In response to concerns about the town's air quality, the Texas Department of State Health Services conducted air quality tests and, in May 2010, released its results for DISH, including tests of blood and urine samples from 28 DISH residents that were tested for volatile organic compounds (VOCs). The agency concluded that:
The information obtained from this investigation did not indicate that community-wide exposures from gas wells or compressor stations were occurring in the sample population. This conclusion was based on the pattern of VOC values found in the samples. Other sources of exposure such as cigarette smoking, the presence of disinfectant by-products in drinking water, and consumer or occupational/hobby related products could explain many of the findings.

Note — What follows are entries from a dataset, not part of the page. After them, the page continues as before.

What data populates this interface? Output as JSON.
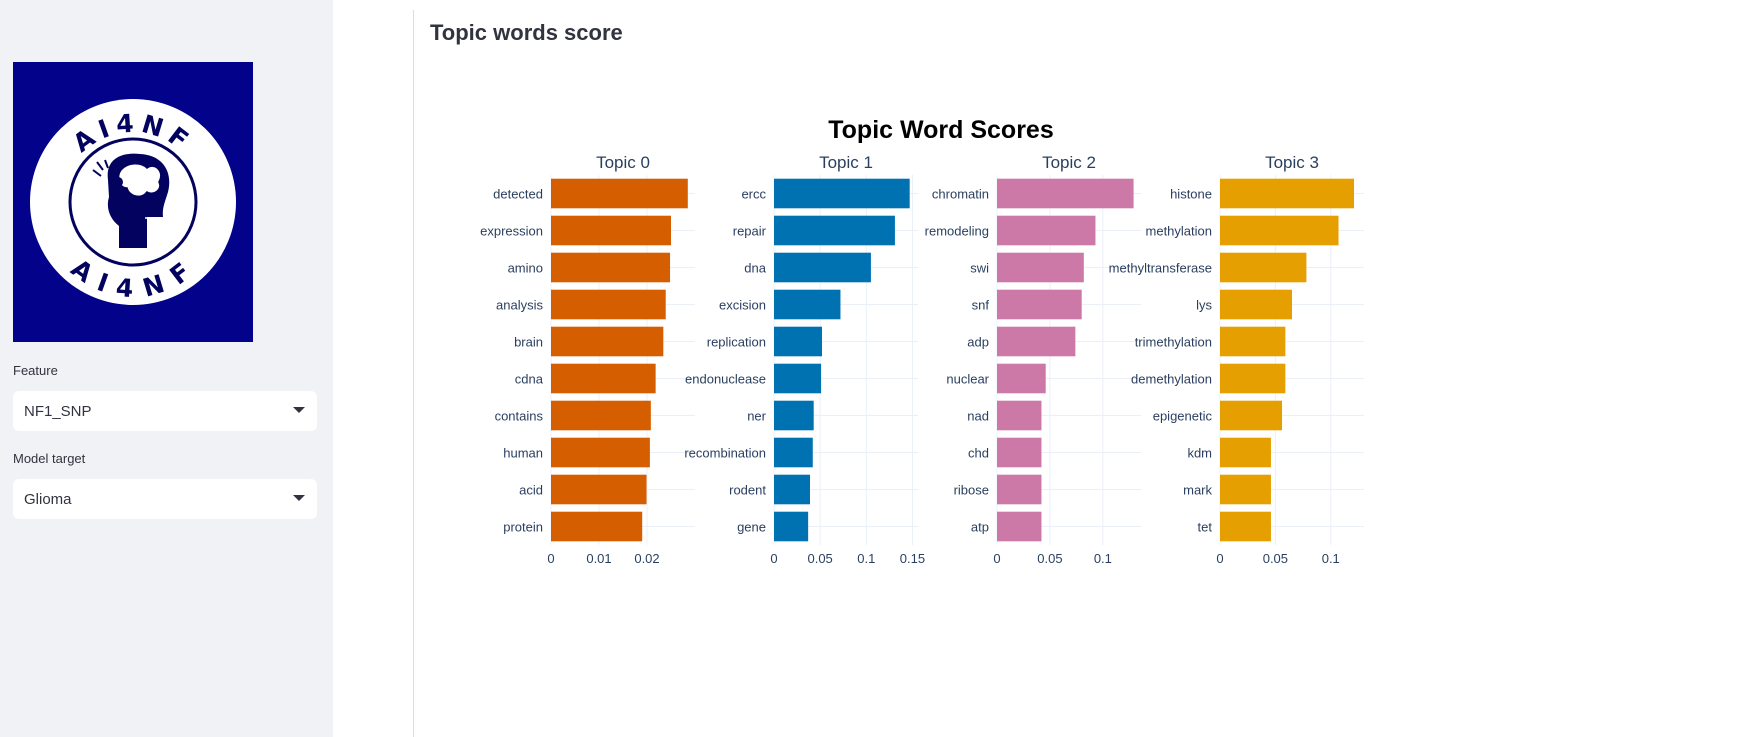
{
  "sidebar": {
    "logo": {
      "text_top": "AI4NF",
      "text_bottom": "AI4NF",
      "icon": "brain-head-icon"
    },
    "feature": {
      "label": "Feature",
      "value": "NF1_SNP"
    },
    "model_target": {
      "label": "Model target",
      "value": "Glioma"
    }
  },
  "main": {
    "title": "Topic words score"
  },
  "colors": {
    "topic0": "#d55e00",
    "topic1": "#0072b2",
    "topic2": "#cc79a7",
    "topic3": "#e69f00"
  },
  "chart_data": {
    "type": "bar",
    "orientation": "horizontal",
    "title": "Topic Word Scores",
    "panels": [
      {
        "name": "Topic 0",
        "color": "#d55e00",
        "words": [
          "detected",
          "expression",
          "amino",
          "analysis",
          "brain",
          "cdna",
          "contains",
          "human",
          "acid",
          "protein"
        ],
        "values": [
          0.0285,
          0.025,
          0.0248,
          0.0239,
          0.0234,
          0.0218,
          0.0208,
          0.0206,
          0.0199,
          0.019
        ],
        "xlim": [
          0,
          0.03
        ],
        "ticks": [
          0,
          0.01,
          0.02
        ],
        "tick_labels": [
          "0",
          "0.01",
          "0.02"
        ]
      },
      {
        "name": "Topic 1",
        "color": "#0072b2",
        "words": [
          "ercc",
          "repair",
          "dna",
          "excision",
          "replication",
          "endonuclease",
          "ner",
          "recombination",
          "rodent",
          "gene"
        ],
        "values": [
          0.147,
          0.131,
          0.105,
          0.072,
          0.052,
          0.051,
          0.043,
          0.042,
          0.039,
          0.037
        ],
        "xlim": [
          0,
          0.156
        ],
        "ticks": [
          0,
          0.05,
          0.1,
          0.15
        ],
        "tick_labels": [
          "0",
          "0.05",
          "0.1",
          "0.15"
        ]
      },
      {
        "name": "Topic 2",
        "color": "#cc79a7",
        "words": [
          "chromatin",
          "remodeling",
          "swi",
          "snf",
          "adp",
          "nuclear",
          "nad",
          "chd",
          "ribose",
          "atp"
        ],
        "values": [
          0.129,
          0.093,
          0.082,
          0.08,
          0.074,
          0.046,
          0.042,
          0.042,
          0.042,
          0.042
        ],
        "xlim": [
          0,
          0.136
        ],
        "ticks": [
          0,
          0.05,
          0.1
        ],
        "tick_labels": [
          "0",
          "0.05",
          "0.1"
        ]
      },
      {
        "name": "Topic 3",
        "color": "#e69f00",
        "words": [
          "histone",
          "methylation",
          "methyltransferase",
          "lys",
          "trimethylation",
          "demethylation",
          "epigenetic",
          "kdm",
          "mark",
          "tet"
        ],
        "values": [
          0.121,
          0.107,
          0.078,
          0.065,
          0.059,
          0.059,
          0.056,
          0.046,
          0.046,
          0.046
        ],
        "xlim": [
          0,
          0.13
        ],
        "ticks": [
          0,
          0.05,
          0.1
        ],
        "tick_labels": [
          "0",
          "0.05",
          "0.1"
        ]
      }
    ],
    "grid": true,
    "legend": "none"
  }
}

The state installed an air quality monitoring station at DISH, which showed that, in 2012, air pollutants were generally within government limits.

An article about the air quality in DISH by NPR in 2012 stated that "better studies are needed" to test for the health effects of drilling emissions, and also that the installation of gas wells in populated places "is way out ahead of public health evaluations of any kind to date".

==Demographics==

The population in 2010 was 201, and the estimated population for 2015 was 387. The population of DISH was 437 at the 2020 United States Census.

Historical population
| Census | Pop. | Note | %± |
| 2010 | 201 |  | — |
| 2020 | 437 |  | 117.4% |
| 2023 (est.) | 442 | Increase | 1.1% |
U.S. Decennial Census

==Education==
DISH is zoned to the Ponder Independent School District. Ponder High School is its comprehensive high school.

==In popular culture==
In the January 10, 2006 episode of Comedy Central's The Daily Show, correspondent Ed Helms presented a segment about DISH.

Household Name, a podcast by Business Insider, produced an episode on DISH, "A Town Called DISH", that was aired on June 12, 2019.